The annual consumer price inflation fell to 2.8% in October — the lowest since the COVID-19 induced lockdowns four years ago, when it was at 2.2%.

Vavi said the mainstream commentariat celebrated these figures as proof of the effectiveness of the SARB’s inflation targeting.

“The SARB certainly pats itself on the back for a job well done. This is the best example of a surgeon declaring that the operation has been successful, but the patient has died,” he asserted.

While the Congress of SA Trade Unions welcomed the decrease, its spokesperson Zanele Sabela said the MPC did have room to make a bigger cut.

“Cosatu is disappointed that the Reserve Bank’s Monetary Policy Committee was not bold enough to cut the rate by more than the 25 basis points, given inflation is the lowest it has been since June 2020 at 2.8%,” Sabela said in a statement.

She added that the federation expected a much more ambitious cut, given the need for monetary policy to stimulate employment.

Meanwhile, the African National Congress said the cut would result in smaller installments on loans and less interest over the life of the loan.

“This is indeed a positive development for consumers and small businesses who will benefit from this cut. This important and progressive decision augurs well for the country, resulting in lower inflation, positive sentiment for the country and its credit rating,” said the ANC spokesperson Mahlengi Bhengu-Motsiri.
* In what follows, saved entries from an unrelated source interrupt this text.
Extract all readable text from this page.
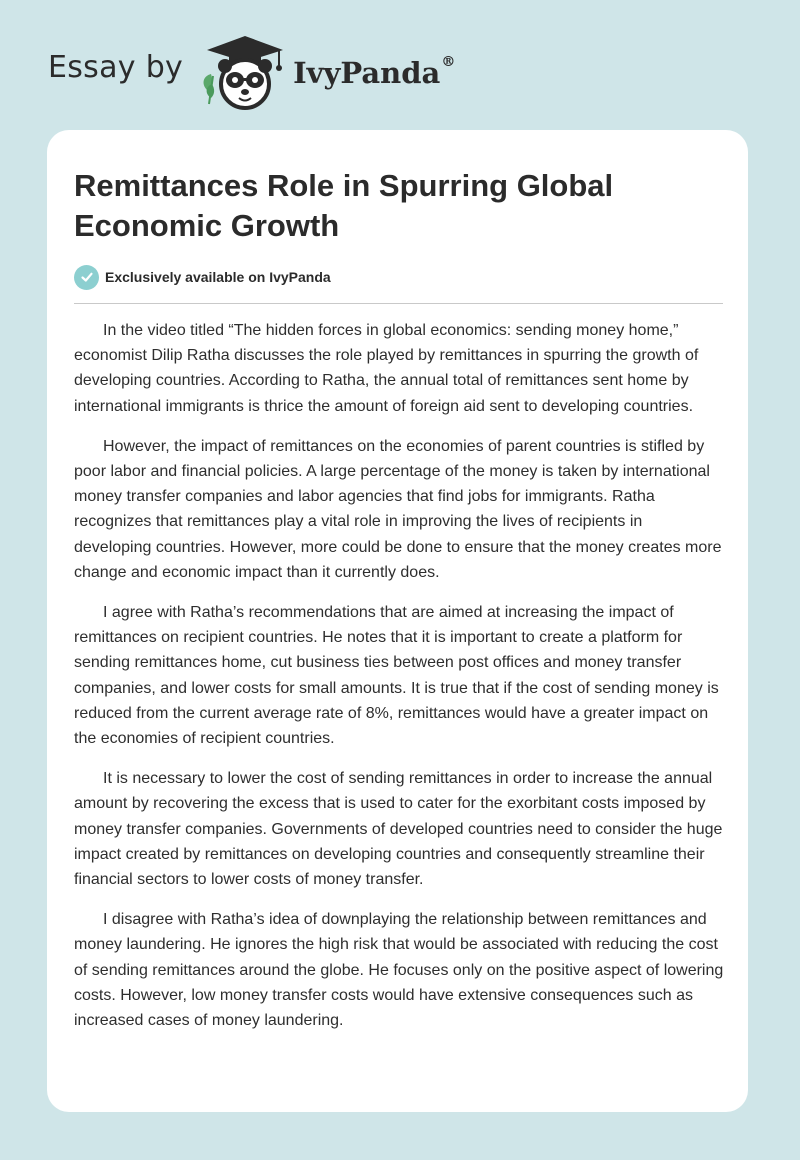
Essay by	IvyPanda®
Remittances Role in Spurring Global Economic Growth
Exclusively available on IvyPanda

In the video titled “The hidden forces in global economics: sending money home,” economist Dilip Ratha discusses the role played by remittances in spurring the growth of developing countries. According to Ratha, the annual total of remittances sent home by international immigrants is thrice the amount of foreign aid sent to developing countries.

However, the impact of remittances on the economies of parent countries is stifled by poor labor and financial policies. A large percentage of the money is taken by international money transfer companies and labor agencies that find jobs for immigrants. Ratha recognizes that remittances play a vital role in improving the lives of recipients in developing countries. However, more could be done to ensure that the money creates more change and economic impact than it currently does.

I agree with Ratha’s recommendations that are aimed at increasing the impact of remittances on recipient countries. He notes that it is important to create a platform for sending remittances home, cut business ties between post offices and money transfer companies, and lower costs for small amounts. It is true that if the cost of sending money is reduced from the current average rate of 8%, remittances would have a greater impact on the economies of recipient countries.

It is necessary to lower the cost of sending remittances in order to increase the annual amount by recovering the excess that is used to cater for the exorbitant costs imposed by money transfer companies. Governments of developed countries need to consider the huge impact created by remittances on developing countries and consequently streamline their financial sectors to lower costs of money transfer.

I disagree with Ratha’s idea of downplaying the relationship between remittances and money laundering. He ignores the high risk that would be associated with reducing the cost of sending remittances around the globe. He focuses only on the positive aspect of lowering costs. However, low money transfer costs would have extensive consequences such as increased cases of money laundering.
“The interest rate cut bolsters efforts to reduce the cost of high living in line with priority three of our election manifesto and the commitment we made to people towards a better life for all.”

Commenting on the inflation rate, the government acknowledged challenges some sectors faced and requested stakeholders to continue collaborating in efforts to build a resilient economy that benefited all people.

It has reaffirmed that it would continue to work on reducing costs not only on fuel but also in other critical areas.